Pemalang, MEDIASERUNI.ID – Pekerjaan pembangunan rehabilitasi jalan aspal di RW 015 Dusun 8, Desa Kabunan, Kecamatan Taman, Pemalang, yang dibiayai dari Bantuan Keuangan Khusus Desa (BKKD) Provinsi Tahun Anggaran 2025 senilai Rp203.000.000, menuai kritik tajam. Pasalnya, proyek yang dikerjakan oleh CV Preciso Contruksi tersebut baru rampung sekitar satu bulan, namun kini kondisi jalan sudah hancur dan dipenuhi lubang.
Hasil pantauan di lapangan menunjukkan aspal di sejumlah titik mengalami pengelupasan, retakan, bahkan berlubang. Kondisi ini dinilai sangat memprihatinkan dan berpotensi membahayakan keselamatan pengguna jalan, terutama warga sekitar yang setiap hari melintas.
Warga menilai kualitas pekerjaan tidak sebanding dengan anggaran yang digelontorkan. “Baru selesai sebulan tapi sudah rusak parah. Ini jelas mengecewakan, apalagi anggarannya besar,” ungkap salah satu warga Dusun 8.

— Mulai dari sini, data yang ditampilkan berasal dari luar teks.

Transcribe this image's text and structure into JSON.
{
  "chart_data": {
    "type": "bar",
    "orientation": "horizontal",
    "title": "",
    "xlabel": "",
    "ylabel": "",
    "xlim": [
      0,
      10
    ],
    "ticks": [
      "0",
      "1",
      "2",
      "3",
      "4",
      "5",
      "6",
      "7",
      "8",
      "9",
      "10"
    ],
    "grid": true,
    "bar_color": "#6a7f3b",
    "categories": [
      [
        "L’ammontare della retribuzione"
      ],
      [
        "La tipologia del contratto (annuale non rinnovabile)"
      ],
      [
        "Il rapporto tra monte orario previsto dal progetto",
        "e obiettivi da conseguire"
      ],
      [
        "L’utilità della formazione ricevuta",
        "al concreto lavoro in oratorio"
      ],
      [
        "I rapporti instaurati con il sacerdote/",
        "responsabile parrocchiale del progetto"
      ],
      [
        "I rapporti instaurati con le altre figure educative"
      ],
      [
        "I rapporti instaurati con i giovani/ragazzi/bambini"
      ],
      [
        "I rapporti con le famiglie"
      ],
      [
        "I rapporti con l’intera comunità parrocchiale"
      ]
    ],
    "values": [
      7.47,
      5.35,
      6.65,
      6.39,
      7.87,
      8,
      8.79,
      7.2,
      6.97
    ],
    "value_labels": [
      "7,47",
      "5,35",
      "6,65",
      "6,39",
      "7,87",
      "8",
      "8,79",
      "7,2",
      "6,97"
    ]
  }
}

Proyek rehabilitasi jalan dengan panjang kurang lebih 400 meter tersebut seharusnya mampu bertahan dalam jangka waktu lama. Namun kerusakan yang terjadi dalam waktu singkat memunculkan dugaan pekerjaan dilakukan tidak sesuai spesifikasi teknis dan minim pengawasan.
Saat dikonfirmasi oleh Media Seruni melalui pesan WhatsApp, Mas Aji, yang disebut sebagai perwakilan pihak pelaksana, hanya memberikan jawaban singkat. Ia menyebutkan bahwa jalan tersebut sudah dilalui oleh armada urugan.
Namun pernyataan tersebut dinilai tidak cukup menjawab pertanyaan publik. Pasalnya, jalan aspal yang dibangun dengan dana pemerintah semestinya dirancang untuk memiliki ketahanan terhadap beban kendaraan, bukan justru rusak dalam hitungan minggu.
Kondisi ini menambah sorotan terhadap peran pengawas proyek dan instansi terkait, yang dianggap lalai dalam memastikan mutu pekerjaan sebelum proyek dinyatakan selesai dan diserahterimakan.
Masyarakat berharap pemerintah daerah dan pihak provinsi segera melakukan evaluasi menyeluruh, termasuk audit teknis di lapangan serta meminta pertanggungjawaban pelaksana pekerjaan. Jika ditemukan pelanggaran, warga mendesak agar dilakukan perbaikan ulang dan diberikan sanksi tegas demi menjaga kepercayaan publik terhadap penggunaan anggaran negara.